Occlusion is defined as the relationship established between the upper and lower arch, in which the interdigitation between the teeth of both arches (upper and lower) is taken as a reference.

This dental relationship can be classified in three senses of space: transverse, sagittal and vertical.

The transversal sense, that is, from left to right or vice versa, it is the most important and the first to be treated since according to this sense the mandible, which directs growth, can influence the upper jaw. In this space in the anterior sector the deviations of the midline should be observed and in the posterior sectors the normality related to the occlusion of the upper vestibular cusps outside the lower vestibular cusps, on both sides symmetrically, being able to have crossbites later.

The sagittal sense it is the next plane of importance after the transversal. This sense is based on the front-to-back relationship. In the anterior sector in this plane you can distinguish the overjet o highlight: positive or increased (when the upper teeth are in front of the lower ones by more than 3 millimeters), zero or edge to edge (if the incisal edges of the upper and lower incisors are at the same height) and negative or bite anterior crusade (if the upper incisors are behind the lower ones). In the posterior sectors, malocclusions are classified, according to Angle’s classification, into class I, class II and class III.

The last sense is the vertical sense, which is the ratio of the teeth from top to bottom. In this sense of space, the anterior teeth can present an open bite (if there is a lack of vertical contact between the incisors, although it can also occur in lateral or posterior sectors, called the lateral or posterior open bite), edge-to-edge bite (when the overlap is null) or overbite or overbite increased (if the overlap of the incisal edge of the upper incisors exceeds 3 millimeters to the lower incisal edge).

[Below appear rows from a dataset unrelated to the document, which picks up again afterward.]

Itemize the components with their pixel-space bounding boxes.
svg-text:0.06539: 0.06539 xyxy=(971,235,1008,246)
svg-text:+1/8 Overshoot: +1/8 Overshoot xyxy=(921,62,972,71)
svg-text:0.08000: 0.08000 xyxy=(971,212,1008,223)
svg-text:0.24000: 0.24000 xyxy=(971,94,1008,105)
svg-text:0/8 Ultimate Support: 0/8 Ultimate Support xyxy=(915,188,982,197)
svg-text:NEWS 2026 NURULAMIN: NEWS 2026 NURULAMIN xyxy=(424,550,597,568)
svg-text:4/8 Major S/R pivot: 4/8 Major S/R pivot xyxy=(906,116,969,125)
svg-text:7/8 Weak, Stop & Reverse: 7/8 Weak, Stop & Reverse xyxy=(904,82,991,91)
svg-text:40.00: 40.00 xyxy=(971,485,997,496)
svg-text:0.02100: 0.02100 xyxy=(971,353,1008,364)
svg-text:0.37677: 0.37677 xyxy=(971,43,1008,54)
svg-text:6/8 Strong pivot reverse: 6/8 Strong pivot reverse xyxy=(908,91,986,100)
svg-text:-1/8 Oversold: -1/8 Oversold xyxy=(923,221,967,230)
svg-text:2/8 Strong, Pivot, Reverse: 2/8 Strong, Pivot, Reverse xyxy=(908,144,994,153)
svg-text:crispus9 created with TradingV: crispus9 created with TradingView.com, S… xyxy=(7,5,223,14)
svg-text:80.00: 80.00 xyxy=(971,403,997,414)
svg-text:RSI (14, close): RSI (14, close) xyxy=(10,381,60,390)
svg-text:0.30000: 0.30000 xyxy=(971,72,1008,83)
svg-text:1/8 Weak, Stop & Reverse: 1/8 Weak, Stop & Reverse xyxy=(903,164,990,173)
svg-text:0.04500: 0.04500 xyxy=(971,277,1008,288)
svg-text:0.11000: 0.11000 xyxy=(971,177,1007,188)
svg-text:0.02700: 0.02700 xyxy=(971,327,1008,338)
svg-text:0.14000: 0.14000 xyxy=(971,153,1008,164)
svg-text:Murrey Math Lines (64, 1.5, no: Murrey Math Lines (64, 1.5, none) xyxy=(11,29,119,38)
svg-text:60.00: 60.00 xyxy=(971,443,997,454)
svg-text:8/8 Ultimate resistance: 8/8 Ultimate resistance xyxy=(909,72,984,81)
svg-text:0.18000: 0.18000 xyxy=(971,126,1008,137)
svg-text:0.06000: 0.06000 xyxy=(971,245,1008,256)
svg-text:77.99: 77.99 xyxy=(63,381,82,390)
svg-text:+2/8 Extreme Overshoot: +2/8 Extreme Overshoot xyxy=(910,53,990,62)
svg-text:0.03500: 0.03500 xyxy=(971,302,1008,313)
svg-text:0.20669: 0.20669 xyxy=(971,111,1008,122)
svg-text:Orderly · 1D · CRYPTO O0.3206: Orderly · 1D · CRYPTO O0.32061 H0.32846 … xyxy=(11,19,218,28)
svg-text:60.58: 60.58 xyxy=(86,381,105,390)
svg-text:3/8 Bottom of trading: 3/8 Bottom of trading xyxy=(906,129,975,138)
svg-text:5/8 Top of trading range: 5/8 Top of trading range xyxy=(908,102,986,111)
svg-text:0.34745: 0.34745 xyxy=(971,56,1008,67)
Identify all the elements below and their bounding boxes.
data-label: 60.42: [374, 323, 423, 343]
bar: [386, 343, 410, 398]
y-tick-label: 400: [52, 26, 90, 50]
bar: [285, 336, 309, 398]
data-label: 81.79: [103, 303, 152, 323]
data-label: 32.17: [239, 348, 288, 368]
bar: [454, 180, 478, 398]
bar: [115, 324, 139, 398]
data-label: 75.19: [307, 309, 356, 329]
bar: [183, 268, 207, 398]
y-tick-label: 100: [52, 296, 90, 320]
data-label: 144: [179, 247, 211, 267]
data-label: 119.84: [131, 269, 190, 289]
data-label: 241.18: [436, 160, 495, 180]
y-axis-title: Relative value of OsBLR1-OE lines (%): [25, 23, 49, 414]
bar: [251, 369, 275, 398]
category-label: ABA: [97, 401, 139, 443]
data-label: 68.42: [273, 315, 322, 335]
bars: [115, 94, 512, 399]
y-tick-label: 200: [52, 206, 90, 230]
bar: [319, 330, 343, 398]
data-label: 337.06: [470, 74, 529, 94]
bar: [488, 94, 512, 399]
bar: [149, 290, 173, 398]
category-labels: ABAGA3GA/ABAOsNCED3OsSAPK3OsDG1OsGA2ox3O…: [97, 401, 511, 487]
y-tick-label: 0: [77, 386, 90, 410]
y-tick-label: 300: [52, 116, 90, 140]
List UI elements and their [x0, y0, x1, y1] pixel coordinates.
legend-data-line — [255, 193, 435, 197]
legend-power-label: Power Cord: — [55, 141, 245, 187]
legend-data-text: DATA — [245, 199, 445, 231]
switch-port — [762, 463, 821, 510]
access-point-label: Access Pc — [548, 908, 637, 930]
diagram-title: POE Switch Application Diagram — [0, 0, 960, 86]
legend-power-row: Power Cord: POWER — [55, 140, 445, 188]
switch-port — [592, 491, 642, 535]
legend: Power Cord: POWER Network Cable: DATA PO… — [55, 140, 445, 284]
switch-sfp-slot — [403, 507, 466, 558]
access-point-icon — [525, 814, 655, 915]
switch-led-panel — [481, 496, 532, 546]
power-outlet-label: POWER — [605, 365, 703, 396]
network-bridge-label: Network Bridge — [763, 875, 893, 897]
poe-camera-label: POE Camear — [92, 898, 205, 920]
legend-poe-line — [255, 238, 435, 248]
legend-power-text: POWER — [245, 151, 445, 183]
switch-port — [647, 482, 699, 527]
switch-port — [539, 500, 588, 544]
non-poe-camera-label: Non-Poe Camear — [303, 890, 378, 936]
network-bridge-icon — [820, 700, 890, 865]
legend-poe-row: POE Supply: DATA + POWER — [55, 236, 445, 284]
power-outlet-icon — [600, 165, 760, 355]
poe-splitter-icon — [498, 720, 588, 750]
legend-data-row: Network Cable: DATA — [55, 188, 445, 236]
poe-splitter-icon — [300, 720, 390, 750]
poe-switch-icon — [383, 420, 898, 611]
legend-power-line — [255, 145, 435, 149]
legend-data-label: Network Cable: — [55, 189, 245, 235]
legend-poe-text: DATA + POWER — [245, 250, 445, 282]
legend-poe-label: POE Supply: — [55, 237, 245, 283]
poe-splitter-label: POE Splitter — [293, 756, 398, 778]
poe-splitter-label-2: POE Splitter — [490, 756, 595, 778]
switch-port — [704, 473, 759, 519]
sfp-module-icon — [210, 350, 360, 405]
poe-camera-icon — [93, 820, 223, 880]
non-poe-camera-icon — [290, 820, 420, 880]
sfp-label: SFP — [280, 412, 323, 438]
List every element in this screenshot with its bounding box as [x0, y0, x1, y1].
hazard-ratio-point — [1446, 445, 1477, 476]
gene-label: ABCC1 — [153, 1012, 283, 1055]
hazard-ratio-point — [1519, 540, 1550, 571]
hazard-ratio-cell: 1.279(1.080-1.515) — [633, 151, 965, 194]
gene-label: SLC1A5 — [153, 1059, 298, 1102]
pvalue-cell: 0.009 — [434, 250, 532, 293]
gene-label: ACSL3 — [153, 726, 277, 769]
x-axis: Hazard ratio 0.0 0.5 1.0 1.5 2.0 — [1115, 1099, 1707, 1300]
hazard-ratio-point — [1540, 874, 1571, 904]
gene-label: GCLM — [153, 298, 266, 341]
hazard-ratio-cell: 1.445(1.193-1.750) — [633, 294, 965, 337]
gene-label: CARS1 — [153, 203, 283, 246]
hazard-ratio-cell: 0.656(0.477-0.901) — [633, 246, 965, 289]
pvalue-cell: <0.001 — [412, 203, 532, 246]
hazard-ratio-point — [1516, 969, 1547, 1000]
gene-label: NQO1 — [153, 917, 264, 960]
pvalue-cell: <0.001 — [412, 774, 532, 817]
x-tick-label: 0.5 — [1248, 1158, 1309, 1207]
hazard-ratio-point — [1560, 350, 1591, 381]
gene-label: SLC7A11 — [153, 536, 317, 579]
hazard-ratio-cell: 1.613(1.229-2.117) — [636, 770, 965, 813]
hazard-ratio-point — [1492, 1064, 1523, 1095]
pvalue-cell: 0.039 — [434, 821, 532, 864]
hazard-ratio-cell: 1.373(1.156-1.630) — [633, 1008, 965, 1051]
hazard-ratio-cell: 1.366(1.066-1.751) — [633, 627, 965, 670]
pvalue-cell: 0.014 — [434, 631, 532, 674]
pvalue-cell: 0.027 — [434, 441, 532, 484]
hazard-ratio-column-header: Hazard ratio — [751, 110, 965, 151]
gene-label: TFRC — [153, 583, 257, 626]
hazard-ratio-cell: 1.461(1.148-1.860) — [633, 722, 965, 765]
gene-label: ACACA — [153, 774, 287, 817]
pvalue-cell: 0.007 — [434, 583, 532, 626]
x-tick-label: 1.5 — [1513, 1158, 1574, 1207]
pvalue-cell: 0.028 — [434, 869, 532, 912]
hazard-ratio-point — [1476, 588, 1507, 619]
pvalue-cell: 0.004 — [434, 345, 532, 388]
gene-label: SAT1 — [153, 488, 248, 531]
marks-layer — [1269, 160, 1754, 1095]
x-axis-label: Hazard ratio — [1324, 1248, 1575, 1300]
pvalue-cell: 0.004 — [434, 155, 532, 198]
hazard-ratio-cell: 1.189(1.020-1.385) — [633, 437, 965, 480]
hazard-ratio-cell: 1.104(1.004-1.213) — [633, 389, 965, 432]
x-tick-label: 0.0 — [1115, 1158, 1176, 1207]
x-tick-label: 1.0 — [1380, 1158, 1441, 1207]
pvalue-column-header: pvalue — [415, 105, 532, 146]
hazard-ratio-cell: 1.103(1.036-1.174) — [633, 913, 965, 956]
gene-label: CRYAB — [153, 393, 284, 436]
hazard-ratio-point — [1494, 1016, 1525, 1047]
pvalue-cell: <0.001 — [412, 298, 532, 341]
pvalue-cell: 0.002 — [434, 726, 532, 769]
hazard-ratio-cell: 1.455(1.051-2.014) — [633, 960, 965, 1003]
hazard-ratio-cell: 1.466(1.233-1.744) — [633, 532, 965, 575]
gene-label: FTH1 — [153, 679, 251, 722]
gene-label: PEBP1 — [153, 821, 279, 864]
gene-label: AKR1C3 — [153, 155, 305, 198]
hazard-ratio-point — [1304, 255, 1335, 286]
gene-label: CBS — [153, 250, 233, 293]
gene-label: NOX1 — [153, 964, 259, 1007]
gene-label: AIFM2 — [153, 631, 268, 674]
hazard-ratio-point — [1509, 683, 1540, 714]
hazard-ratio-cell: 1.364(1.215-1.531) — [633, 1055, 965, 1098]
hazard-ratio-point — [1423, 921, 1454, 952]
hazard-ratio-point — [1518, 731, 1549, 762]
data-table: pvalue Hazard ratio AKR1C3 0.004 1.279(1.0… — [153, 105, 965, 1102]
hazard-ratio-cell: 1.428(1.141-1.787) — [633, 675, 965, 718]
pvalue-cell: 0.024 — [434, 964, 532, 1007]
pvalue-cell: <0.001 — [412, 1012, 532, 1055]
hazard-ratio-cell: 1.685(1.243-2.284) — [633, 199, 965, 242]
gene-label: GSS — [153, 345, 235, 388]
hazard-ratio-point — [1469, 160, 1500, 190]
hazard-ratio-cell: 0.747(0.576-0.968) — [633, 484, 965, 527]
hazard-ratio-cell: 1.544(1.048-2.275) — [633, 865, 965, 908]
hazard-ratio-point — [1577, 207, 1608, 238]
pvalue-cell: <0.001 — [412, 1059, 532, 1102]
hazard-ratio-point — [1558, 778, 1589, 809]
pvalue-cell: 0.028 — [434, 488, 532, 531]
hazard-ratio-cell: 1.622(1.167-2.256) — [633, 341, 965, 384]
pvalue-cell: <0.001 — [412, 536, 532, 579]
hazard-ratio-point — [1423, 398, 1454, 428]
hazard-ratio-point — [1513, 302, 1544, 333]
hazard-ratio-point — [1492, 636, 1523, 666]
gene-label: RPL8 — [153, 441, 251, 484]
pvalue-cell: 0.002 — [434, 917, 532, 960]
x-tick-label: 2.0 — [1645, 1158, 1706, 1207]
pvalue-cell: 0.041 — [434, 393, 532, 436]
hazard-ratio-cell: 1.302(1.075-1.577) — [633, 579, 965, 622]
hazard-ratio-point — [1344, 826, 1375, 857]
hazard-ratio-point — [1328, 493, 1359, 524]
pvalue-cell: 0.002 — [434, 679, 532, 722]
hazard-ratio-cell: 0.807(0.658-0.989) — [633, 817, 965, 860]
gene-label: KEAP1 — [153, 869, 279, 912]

How is this type of bite defined?

Edge-to-edge bite is defined as a type of malocclusion in a vertical and sagittal direction in which the overjet and the overbite are zero. That is, the upper and lower incisors make contact in their incisal portion.

The etiology of edge-to-edge bite can be dental or skeletal. The trigger of skeletal origin is found in a problem of bone dysplasia, in which there is a hypoplasia of the maxilla or a hypertrophy of the jaw. The dental origin of the edge-to-edge bite is due to abnormal axial inclination of the incisors.

For the treatment of edge-to-edge bite, it is important to make a good diagnosis in order to know the basis of the malocclusion and to be able to distinguish and carry out an adequate treatment plan in each case. So, if it is the skeletal base, the treatment is carried out with interceptive devices in the growing age or with orthognathic surgery, in adults, if the malocclusion is more severe. Edge-to-edge bite cases of dental origin are easier to solve, by means of dental movement appliances. These devices can also be used to disguise a skeletal class.